Northwest Arkansas Democrat-Gazette

Watermelon all day

Refreshing ways to make the most of watermelon season

- Courtesy allrecipes.com

Spinach Watermelon-Mint Salad Ingredient­s

• 1 cup cider vinegar

• ¼ cup Worcesters­hire sauce

• ½ cup oil, soybean, salad or cooking

• 1 tablespoon sesame seeds, whole, dried

• 1 tablespoon poppy seeds

• ¼ cup granulated sugar

• 1 (10 ounce) bag baby spinach

• 2 cups raw watermelon

• 1 small red onion

• 1 cup pecans

• 1 cup raw mint leaves

Directions

1. In a small bowl, whisk together the apple cider vinegar, Worcesters­hire sauce, vegetable oil, sesame seeds, poppy seeds and sugar. Set aside.

2. In a large serving bowl, combine the spinach, watermelon, onion, pecans and mint.
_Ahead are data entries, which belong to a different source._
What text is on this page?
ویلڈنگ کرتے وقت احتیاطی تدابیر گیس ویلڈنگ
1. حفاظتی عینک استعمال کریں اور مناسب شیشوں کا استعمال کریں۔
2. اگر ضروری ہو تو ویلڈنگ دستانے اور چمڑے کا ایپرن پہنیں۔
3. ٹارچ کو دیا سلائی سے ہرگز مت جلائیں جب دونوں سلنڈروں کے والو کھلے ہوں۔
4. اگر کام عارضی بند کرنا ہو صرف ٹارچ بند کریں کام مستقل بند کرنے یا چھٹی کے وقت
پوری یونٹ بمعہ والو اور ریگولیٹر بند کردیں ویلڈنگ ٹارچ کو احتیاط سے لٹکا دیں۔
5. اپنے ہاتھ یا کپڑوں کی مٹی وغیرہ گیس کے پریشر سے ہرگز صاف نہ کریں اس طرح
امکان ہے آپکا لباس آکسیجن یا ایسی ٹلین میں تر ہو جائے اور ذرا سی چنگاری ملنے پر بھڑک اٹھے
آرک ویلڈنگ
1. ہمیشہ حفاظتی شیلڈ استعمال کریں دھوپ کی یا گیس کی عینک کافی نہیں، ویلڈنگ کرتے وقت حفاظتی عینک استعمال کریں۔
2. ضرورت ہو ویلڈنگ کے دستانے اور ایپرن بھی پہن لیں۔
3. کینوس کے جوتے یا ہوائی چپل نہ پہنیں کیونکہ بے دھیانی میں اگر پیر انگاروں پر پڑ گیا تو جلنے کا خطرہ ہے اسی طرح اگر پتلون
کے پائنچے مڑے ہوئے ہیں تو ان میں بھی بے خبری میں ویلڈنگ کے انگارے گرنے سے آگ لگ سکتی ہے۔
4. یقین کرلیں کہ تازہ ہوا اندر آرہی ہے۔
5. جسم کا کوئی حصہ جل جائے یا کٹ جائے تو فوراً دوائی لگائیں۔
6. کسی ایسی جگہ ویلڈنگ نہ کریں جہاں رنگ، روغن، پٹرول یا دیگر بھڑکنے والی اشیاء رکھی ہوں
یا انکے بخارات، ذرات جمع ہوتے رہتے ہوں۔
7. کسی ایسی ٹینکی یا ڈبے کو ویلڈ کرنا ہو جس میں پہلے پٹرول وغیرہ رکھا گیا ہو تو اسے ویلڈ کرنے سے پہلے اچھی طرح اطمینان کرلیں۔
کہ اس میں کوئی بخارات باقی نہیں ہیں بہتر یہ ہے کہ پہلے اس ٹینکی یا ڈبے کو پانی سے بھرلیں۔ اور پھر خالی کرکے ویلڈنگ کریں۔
Toss with the dressing just before serving.

Watermelon Agua Fresca Ingredient­s

• 4 cups watermelon

• ½ cup water

• ½ cup granulated sugars

• 4 slices raw lime

• 24 raw mint leaves

• 1 cup ice

Directions

1. Puree the watermelon and water in a blender until smooth. Add sugar to taste.

2. Cut the lime slices in half. Place a half lime slice into each of 8 glasses along with 3 mint leaves. Crush with a cocktail muddler, then fill each glass with ice. Pour in the watermelon agua fresca, and stir before serving.

Watermelon and Corn Salsa Ingredient­s

• 1 ear corn, sweet, yellow, raw

• 2 tomatoes, red, ripe, raw

• ¼ sweet onion

• Juice of 1 lime

• 1 ½ teaspoons oil, olive, salad or cooking

• 1 ½ cups watermelon, raw

• 1 pinch salt

Directions

1. Mix tomatoes, corn, and sweet onion in a bowl. Sprinkle lime juice over tomato mixture. Pour olive oil over tomato mixture. Fold watermelon into tomato mixture. Season with salt to serve. Let sit 5 minutes before serving.